David Fahrenthold of The Washington Post took the national reporting prize for reporting on the Donald Trump campaign for president, noting that he "created a model for transparent journalism in political campaign coverage while casting doubt on Donald Trump's assertions of generosity toward charities".
The Pulitzers are the most prestigious honours in American journalism and have been awarded since 1917.
The Daily News, a New York City tabloid, and ProPublica, a web-based platform specialising in investigative journalism, uncovered police abuse of eviction rules that ousted hundreds of mostly poor minorities from their homes, Pulitzer Prize Administrator Mike Pride said.
The New York Times staff won the international reporting prize for articles on Russian President Vladimir Putin's efforts to project Russia's power abroad.
The 19-member Pulitzer board is made up of past winners and other distinguished journalists and academics.
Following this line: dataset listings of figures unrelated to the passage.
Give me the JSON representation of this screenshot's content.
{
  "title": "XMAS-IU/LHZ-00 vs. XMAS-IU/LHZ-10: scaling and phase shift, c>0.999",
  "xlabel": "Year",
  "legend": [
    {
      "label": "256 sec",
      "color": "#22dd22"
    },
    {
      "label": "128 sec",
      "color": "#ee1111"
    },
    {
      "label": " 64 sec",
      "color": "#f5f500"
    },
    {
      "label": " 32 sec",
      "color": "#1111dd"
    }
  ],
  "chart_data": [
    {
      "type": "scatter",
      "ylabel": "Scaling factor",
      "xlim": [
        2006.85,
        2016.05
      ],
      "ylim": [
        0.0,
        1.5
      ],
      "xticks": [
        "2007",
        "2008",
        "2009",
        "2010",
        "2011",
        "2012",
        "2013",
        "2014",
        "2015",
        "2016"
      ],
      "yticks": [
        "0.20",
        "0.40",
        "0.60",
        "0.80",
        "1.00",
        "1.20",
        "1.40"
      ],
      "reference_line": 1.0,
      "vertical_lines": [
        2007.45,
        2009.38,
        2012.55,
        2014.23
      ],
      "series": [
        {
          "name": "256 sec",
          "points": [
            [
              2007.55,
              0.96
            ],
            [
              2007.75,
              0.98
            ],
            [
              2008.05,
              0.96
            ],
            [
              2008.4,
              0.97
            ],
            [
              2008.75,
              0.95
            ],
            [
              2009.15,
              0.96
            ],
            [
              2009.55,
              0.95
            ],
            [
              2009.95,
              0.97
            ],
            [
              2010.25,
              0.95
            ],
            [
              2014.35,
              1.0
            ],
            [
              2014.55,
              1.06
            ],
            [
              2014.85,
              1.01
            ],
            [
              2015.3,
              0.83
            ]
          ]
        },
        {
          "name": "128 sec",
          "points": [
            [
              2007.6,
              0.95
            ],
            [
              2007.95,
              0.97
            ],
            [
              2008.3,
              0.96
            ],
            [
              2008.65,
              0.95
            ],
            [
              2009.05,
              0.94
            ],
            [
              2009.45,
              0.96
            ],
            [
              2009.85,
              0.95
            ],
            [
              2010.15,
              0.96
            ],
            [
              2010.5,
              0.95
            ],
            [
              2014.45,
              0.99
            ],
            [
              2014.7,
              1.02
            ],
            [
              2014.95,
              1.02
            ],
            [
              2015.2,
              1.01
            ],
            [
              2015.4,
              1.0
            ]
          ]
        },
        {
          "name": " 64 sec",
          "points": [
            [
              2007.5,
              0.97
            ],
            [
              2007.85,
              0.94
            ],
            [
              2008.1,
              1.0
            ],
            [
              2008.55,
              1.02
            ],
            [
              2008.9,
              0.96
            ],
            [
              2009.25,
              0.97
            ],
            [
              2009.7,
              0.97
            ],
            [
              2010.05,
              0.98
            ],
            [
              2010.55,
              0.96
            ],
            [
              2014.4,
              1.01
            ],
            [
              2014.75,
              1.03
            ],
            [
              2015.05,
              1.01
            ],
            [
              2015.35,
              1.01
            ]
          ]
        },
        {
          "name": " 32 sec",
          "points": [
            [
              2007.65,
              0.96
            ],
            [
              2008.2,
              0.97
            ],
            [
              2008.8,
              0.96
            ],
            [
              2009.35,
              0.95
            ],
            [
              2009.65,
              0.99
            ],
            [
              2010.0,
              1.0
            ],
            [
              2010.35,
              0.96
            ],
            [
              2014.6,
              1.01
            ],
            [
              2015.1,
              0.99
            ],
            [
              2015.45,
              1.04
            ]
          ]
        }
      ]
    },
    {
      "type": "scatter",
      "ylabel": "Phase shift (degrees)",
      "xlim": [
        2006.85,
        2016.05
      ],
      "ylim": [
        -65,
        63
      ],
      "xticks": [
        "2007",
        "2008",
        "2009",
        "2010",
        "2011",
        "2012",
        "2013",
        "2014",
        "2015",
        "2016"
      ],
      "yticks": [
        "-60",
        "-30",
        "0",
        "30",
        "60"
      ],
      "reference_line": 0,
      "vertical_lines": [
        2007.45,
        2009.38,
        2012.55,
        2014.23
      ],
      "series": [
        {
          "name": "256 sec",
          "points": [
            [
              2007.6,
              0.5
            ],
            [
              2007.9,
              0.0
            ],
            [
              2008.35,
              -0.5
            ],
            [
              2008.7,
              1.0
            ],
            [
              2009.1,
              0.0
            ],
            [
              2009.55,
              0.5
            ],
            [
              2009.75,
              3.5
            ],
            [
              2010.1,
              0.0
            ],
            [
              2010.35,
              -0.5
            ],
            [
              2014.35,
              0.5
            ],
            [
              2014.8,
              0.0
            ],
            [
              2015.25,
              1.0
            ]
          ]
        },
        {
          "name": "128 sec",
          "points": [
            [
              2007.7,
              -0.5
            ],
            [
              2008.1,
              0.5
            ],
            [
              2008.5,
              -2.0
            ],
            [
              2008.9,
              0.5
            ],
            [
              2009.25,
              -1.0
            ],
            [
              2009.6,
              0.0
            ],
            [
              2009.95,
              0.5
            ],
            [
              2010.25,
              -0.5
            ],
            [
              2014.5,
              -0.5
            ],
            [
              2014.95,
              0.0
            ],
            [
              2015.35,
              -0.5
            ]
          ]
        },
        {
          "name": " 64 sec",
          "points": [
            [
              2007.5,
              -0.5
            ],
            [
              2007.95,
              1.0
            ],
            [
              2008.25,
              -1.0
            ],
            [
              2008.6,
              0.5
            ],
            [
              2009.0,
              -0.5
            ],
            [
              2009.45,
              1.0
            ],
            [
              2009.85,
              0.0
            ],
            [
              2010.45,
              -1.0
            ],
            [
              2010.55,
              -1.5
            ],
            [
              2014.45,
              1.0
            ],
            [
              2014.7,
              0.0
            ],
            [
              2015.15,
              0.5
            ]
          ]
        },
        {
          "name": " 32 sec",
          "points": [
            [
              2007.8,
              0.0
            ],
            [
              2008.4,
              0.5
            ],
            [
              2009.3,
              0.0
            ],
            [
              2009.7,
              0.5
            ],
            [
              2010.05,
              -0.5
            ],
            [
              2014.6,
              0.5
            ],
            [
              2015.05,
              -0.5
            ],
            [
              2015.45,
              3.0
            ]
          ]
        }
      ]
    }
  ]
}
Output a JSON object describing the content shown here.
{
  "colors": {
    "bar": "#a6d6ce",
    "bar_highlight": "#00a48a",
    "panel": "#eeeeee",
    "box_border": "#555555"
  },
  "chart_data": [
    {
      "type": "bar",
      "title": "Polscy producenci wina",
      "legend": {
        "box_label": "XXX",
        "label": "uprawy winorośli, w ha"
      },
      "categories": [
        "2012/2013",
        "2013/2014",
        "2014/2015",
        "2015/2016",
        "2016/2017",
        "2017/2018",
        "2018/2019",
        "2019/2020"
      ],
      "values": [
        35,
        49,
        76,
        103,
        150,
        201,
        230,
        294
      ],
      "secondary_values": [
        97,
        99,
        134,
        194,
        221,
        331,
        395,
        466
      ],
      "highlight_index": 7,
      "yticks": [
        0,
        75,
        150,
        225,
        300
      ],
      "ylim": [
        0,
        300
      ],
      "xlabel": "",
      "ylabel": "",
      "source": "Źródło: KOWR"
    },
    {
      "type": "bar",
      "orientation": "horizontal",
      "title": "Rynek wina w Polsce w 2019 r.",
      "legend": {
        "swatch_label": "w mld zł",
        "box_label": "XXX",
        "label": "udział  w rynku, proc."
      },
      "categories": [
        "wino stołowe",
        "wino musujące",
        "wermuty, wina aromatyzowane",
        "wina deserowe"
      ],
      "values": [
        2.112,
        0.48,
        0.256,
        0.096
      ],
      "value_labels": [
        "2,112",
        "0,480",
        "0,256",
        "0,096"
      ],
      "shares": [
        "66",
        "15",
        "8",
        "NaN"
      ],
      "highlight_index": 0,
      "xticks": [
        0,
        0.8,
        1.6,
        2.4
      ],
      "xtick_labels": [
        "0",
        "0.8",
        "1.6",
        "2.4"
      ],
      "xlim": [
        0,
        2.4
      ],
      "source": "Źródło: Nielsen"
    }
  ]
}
It chose the winners with the help of 102 jurors.
More than 2500 entries were submitted this year, competing for 21 prizes in categories ranging from public service and breaking news to commentary, cartooning and photography.
Seven awards recognise fiction, drama, history, biographies, poetry, general nonfiction and music.
The Pulitzers began in 1917 after a bequest from newspaper publisher Joseph Pulitzer. His will established Columbia University in New York as administrator of the prizes and also bestowed an endowment on the university to establish its School of Journalism.